Property	Guarantee	Notes
`get` / `put` time	O(1) expected	Linked-list work O(1) worst case; hash map O(1) expected
Space	O(k)	`k` = capacity; two pointers + map entry per item
Optimal offline	Bélády MIN: evict farthest-future	Lower bound for all policies
Competitive ratio	LRU is `k`-competitive	Tight for deterministic online (Sleator–Tarjan)
Resource augmentation	`k/(k-h+1)` vs OPT(`h`)	A little extra cache ⇒ near-optimal
Bélády's anomaly	immune	LRU is a stack algorithm (inclusion property)
Miss-ratio curve	all `k` in one pass	Mattson stack-distance histogram
CLOCK accuracy	coarsened LRU; → LRU as counter bits grow	trades a few % hit ratio for concurrency
Randomized optimum	`H_k ≈ ln k` (MARKER)	exponential improvement over deterministic
Concurrency	linearizable per key (sharded); policy is approximate	`get` mutates state ⇒ no free reader path

Closing Synthesis¶

LRU occupies a remarkable sweet spot. The threads of this chapter tie together as follows:

Structure → O(1). A hash map over a doubly linked list is provably O(1) per operation, the doubly-linked back-pointer doing the essential work of constant-time unlinking; the hash-map worst case is tamed by randomized hashing or treeification.
Policy → optimal online. LRU is the best a deterministic online algorithm can do (k-competitive and tight), and a marking algorithm — so the bound is a class property, not an accident.
Worst case → not the common case. The k bound needs an adversary tuned to the exact cache size; resource augmentation and the working-set model explain LRU's empirical excellence.
Stack algorithm → two gifts. Immunity to Bélády's anomaly, and a single-pass miss-ratio curve for principled capacity sizing.
Concurrency → approximations. Strict LRU's per-read mutation is concurrency-hostile; CLOCK (bounded-resolution coarsening), sharding (linearizable per shard), and randomized eviction (closing the gap to H_k) recover throughput.
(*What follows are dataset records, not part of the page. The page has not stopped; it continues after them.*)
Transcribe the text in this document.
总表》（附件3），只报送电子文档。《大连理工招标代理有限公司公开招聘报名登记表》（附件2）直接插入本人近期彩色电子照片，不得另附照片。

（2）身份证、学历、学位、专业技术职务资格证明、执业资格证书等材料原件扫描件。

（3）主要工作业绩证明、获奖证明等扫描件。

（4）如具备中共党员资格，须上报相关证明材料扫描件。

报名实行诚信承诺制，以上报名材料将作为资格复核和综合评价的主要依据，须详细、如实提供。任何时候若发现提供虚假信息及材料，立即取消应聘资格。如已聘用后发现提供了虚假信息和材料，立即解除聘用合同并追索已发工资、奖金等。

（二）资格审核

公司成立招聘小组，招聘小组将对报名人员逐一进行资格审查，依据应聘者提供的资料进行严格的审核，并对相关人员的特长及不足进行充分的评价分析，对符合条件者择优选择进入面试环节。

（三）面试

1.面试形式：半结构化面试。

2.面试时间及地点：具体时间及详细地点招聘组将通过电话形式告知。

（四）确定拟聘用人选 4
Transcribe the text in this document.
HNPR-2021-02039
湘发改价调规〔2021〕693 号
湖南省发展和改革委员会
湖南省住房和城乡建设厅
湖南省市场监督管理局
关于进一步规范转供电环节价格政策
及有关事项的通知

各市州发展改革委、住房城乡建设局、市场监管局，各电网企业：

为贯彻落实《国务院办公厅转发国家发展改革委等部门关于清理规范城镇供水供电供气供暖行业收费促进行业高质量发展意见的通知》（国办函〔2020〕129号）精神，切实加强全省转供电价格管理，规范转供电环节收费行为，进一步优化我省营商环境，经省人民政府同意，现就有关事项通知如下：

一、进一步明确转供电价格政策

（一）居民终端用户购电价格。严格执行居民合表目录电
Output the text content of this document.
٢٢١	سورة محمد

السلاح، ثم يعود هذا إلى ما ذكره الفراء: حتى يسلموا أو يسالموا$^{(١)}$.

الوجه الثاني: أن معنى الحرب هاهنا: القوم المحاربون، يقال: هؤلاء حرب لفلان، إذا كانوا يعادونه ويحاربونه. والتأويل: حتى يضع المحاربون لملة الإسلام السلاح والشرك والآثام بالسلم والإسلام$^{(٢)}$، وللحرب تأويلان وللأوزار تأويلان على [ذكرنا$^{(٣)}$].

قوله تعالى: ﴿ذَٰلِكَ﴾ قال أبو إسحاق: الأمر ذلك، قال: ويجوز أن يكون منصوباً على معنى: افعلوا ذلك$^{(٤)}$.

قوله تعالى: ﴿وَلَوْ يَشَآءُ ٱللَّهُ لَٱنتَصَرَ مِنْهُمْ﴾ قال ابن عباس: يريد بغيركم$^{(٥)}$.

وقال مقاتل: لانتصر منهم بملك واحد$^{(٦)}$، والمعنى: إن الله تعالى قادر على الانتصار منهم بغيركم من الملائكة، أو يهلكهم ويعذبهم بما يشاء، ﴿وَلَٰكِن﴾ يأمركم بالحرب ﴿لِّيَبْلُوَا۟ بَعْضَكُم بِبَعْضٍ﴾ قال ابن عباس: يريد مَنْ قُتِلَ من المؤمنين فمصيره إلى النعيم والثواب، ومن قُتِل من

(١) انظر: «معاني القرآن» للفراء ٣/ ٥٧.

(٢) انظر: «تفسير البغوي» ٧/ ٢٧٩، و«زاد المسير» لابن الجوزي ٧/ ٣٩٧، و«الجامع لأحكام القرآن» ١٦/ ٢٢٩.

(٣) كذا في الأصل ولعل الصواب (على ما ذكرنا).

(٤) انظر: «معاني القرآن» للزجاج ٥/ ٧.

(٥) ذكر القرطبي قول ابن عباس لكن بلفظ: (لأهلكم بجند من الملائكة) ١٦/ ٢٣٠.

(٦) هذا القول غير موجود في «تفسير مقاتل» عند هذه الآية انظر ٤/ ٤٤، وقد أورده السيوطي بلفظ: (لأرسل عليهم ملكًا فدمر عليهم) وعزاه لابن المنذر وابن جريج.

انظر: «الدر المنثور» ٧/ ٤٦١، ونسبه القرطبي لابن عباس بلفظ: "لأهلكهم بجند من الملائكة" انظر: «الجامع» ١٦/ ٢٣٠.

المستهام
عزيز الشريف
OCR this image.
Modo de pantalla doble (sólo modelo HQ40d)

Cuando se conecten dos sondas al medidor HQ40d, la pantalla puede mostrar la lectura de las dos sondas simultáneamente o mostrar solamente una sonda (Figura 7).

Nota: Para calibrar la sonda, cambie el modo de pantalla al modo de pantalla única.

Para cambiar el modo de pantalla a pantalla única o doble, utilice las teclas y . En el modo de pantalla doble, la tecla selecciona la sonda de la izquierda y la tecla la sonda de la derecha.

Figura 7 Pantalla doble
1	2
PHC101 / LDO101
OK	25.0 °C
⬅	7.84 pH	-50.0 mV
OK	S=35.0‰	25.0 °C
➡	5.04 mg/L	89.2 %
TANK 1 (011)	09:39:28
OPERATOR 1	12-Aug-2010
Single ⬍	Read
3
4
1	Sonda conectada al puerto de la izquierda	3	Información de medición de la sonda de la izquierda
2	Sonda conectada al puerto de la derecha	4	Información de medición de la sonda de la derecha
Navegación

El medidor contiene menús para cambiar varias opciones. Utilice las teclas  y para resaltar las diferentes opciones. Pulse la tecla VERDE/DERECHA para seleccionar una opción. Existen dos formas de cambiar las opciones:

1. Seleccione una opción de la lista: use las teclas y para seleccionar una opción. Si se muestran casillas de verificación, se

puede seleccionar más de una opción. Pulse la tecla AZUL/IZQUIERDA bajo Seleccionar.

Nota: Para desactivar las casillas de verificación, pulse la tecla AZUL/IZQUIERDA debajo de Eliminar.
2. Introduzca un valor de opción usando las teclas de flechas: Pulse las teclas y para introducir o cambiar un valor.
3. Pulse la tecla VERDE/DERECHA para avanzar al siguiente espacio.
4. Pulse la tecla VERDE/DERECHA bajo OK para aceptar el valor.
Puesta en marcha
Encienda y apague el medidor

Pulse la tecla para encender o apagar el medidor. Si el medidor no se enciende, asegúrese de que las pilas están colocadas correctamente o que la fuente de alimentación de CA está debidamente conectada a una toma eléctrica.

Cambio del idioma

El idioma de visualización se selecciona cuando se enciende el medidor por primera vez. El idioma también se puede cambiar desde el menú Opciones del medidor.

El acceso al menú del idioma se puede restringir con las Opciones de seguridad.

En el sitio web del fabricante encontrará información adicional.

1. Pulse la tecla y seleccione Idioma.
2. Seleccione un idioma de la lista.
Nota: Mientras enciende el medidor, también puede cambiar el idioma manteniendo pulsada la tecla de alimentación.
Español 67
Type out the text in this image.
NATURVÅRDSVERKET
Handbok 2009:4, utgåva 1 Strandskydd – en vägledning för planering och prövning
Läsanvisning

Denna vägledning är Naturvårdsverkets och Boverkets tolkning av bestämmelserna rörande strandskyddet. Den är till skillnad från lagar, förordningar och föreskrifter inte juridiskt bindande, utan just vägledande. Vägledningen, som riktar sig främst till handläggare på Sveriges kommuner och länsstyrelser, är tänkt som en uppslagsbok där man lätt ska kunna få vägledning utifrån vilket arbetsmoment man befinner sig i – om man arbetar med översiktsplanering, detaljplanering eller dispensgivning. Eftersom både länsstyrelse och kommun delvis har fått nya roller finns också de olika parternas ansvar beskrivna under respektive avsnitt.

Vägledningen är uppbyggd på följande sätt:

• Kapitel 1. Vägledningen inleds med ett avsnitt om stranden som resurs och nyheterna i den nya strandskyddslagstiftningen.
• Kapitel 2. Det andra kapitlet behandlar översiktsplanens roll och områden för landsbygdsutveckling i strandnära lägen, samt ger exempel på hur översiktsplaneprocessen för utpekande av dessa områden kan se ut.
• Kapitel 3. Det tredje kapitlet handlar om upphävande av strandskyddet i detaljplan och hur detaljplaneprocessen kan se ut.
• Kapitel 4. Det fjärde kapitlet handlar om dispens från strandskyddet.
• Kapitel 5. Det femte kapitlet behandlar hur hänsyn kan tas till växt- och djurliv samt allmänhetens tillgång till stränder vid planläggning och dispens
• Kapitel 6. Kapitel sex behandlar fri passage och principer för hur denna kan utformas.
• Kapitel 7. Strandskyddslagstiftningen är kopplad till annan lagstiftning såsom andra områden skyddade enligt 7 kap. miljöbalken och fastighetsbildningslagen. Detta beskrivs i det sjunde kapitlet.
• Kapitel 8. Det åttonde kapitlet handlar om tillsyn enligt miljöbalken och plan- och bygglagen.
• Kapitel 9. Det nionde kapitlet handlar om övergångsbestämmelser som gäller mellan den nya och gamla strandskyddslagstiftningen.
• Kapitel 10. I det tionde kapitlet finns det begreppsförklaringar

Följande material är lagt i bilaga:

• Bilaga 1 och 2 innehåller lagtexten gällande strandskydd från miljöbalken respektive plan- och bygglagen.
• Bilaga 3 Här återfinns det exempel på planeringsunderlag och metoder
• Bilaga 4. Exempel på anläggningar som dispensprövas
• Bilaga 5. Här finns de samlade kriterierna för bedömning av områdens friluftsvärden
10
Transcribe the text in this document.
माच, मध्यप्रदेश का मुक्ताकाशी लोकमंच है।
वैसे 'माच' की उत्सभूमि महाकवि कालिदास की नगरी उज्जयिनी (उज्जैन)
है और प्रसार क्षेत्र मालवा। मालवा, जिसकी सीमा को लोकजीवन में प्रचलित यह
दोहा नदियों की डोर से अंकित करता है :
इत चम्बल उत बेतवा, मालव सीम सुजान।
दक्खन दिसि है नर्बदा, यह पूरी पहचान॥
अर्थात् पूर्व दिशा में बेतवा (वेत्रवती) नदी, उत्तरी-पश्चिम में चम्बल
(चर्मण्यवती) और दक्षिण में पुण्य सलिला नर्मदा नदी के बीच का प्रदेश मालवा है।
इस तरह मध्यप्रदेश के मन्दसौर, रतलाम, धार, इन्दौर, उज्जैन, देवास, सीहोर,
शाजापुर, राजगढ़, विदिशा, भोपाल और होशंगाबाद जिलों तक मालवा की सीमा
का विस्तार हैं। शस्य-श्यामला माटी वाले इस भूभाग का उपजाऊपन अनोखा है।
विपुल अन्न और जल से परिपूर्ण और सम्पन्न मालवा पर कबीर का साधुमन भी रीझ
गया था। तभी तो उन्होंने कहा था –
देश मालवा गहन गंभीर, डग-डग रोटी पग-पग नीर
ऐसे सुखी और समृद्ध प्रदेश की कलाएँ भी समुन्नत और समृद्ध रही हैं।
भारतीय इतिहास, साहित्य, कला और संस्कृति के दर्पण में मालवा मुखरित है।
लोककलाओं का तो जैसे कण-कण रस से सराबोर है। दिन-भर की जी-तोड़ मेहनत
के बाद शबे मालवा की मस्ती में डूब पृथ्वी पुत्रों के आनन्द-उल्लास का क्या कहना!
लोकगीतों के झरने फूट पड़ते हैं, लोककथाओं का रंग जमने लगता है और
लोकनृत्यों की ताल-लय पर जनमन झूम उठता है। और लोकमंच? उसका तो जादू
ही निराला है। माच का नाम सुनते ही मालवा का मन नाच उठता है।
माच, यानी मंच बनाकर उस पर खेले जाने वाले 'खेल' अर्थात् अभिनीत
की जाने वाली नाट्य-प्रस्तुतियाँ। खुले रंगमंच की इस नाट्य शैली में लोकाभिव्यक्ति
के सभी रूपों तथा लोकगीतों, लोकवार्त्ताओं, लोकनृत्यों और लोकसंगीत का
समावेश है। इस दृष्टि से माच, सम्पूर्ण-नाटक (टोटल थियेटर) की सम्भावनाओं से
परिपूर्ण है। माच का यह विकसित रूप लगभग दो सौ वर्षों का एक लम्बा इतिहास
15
Every practical caching system is some point on the trade-off surface this chapter mapped: exactness versus concurrency, recency versus frequency, and worst-case guarantees versus measured hit ratio. Understanding LRU rigorously is understanding the origin of that entire surface — which is why it is the first topic in advanced structures and the lens through which every other eviction policy is read.